Hi W&B Community,
Is there a possibility to get additional live system metrics like the network read/write rates, disk read/write rates, virtual memory major/minor page faults, filesystem inodes, and system context switches?
Basically, most of the metrics that dstat provides with the following flags:
- –disk
- –mem (memory)
- –net (network)
- –sys (system)
- –fs (filesystem)
- –vm (virtual memory)
I’m deep into pipeline profiling and found that having these helps a lot when looking for performance tuning opportunities. Also, allowing to add to the system metric log might be helpful generally to have everything related to actual ML in one log, and everything related to system metrics in another.

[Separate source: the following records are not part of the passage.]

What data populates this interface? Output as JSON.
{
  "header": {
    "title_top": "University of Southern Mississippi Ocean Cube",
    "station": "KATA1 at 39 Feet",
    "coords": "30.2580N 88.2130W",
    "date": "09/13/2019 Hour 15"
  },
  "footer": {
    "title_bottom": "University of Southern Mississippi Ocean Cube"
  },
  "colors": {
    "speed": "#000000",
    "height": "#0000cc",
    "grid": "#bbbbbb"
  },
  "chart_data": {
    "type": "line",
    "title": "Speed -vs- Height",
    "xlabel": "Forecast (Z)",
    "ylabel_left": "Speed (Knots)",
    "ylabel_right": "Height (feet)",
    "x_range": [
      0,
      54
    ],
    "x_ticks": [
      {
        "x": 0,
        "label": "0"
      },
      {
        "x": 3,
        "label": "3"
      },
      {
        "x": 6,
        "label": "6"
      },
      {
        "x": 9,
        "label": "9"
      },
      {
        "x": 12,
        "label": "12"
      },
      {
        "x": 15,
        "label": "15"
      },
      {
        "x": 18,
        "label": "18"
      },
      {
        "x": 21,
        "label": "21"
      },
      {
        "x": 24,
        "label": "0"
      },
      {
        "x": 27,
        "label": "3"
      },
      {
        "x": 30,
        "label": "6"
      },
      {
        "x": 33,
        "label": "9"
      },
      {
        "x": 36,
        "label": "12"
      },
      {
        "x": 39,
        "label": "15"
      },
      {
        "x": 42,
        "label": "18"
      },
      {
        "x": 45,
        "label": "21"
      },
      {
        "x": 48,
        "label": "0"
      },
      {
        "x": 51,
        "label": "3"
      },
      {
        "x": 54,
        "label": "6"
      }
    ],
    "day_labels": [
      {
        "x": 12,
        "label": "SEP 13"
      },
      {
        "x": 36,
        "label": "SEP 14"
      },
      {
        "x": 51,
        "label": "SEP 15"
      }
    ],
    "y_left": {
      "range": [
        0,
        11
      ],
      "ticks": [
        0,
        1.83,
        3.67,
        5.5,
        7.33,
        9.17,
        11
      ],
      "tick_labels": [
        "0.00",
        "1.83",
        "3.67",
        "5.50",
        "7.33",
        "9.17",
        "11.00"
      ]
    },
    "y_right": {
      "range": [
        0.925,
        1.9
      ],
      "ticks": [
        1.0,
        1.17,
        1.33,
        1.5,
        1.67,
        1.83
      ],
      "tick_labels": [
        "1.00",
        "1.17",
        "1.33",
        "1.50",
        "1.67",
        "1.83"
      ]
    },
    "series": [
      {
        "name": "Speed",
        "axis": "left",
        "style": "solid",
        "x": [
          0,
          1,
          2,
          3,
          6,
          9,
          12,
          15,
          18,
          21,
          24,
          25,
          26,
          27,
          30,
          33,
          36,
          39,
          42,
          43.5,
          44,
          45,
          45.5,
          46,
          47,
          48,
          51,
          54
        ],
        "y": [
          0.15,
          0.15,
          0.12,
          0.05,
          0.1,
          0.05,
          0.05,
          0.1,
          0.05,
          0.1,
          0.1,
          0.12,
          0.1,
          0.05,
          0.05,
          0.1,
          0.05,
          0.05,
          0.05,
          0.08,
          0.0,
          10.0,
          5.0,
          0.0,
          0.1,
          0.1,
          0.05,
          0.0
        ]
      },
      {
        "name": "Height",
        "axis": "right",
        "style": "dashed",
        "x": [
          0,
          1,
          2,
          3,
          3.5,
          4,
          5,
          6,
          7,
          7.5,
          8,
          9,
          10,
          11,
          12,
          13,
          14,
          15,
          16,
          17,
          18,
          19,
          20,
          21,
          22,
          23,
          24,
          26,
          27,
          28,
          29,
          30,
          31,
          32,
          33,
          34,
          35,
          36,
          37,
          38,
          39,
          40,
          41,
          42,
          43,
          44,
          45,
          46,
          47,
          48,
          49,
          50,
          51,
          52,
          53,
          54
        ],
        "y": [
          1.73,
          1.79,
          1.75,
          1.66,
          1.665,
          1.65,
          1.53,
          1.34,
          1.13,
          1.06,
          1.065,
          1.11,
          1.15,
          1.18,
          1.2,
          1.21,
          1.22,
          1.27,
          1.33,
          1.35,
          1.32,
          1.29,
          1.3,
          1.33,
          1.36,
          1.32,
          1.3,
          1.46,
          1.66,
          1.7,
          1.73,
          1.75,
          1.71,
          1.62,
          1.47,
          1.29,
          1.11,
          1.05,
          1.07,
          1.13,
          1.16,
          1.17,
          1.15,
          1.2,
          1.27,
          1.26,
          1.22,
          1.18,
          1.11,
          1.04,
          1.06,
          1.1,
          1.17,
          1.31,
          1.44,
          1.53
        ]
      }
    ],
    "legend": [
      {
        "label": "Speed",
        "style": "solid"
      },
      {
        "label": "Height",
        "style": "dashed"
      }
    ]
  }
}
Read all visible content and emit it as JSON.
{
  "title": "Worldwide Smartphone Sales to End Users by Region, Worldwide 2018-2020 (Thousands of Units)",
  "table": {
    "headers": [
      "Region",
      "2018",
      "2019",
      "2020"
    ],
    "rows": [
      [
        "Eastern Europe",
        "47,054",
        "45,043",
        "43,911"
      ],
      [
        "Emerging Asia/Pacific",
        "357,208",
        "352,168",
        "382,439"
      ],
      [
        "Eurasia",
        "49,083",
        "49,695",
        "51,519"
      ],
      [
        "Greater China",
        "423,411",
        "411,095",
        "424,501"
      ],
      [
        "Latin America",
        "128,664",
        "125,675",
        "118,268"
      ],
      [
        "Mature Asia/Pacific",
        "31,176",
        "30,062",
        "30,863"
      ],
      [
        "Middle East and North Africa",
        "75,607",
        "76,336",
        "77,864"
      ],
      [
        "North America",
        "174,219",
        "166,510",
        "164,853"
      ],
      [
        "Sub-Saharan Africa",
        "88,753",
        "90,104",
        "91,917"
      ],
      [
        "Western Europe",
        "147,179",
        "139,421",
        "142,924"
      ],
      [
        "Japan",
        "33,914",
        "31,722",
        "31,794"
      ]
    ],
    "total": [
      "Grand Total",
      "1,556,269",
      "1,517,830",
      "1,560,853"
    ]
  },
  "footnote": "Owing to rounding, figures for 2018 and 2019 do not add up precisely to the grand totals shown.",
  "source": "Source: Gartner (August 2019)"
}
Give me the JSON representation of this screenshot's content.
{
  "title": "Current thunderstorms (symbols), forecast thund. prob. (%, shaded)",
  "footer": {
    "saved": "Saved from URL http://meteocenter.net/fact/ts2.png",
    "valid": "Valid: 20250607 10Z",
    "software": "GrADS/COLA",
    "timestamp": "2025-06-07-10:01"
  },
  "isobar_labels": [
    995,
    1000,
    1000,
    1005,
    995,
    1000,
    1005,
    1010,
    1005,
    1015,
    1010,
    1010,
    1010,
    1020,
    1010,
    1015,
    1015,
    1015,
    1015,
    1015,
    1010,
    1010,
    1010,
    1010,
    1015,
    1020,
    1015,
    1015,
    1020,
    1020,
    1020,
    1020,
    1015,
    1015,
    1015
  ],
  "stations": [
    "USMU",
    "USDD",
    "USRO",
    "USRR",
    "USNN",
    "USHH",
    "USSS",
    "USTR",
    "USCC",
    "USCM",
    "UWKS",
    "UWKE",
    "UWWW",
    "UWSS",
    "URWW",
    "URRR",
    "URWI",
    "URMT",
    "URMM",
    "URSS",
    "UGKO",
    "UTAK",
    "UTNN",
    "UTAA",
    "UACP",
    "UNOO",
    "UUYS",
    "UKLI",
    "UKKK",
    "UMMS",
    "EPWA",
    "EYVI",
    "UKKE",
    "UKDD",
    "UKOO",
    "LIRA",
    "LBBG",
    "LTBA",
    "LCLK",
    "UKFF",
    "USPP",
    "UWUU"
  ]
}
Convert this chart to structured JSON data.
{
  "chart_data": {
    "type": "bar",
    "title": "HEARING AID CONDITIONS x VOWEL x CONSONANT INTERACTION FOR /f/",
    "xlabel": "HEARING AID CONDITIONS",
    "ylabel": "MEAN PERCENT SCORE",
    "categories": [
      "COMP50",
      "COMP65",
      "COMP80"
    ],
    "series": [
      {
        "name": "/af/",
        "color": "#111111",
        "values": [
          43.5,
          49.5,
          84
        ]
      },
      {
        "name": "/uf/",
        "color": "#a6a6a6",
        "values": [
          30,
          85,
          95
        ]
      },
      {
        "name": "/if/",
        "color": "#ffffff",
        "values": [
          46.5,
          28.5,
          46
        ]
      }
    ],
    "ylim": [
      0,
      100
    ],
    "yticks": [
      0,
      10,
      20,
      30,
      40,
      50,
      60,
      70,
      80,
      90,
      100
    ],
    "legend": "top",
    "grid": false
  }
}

I saw that the current documentation suggests that you use this script - github(.)com/nicolargo/nvidia-ml-py3/blob/master/pynvml.py - to get the GPU metrics, however, I did not find the system metrics there.
The first workaround for me would be to run dstat
in parallel to the process, save the profiling log,
download your system metrics and join over the _timestamp
. This, however, would negate your wonderful automatic visualization.
The other solution would be to use some system monitoring library and add manually via wandb.log({'my_metric': x})
to the “ML”-log. This would show the metric in your visualization but not at the correct place and would not be easily compared to the other system metrics. I do not know how well this would work in practice as there would need to be additions to this log ideally every (few) seconds. This would be an asynchronous running thread that is not inside of the training loop. The solution proposed here seems like it could work if I use “timestamps” as the X-axis? This still does not seem like a clean solution.
What are your thoughts on this proposed feature? I’m very much a novice regarding your service so I might not know the in’s and out’s, maybe I have overlooked some trivial solution.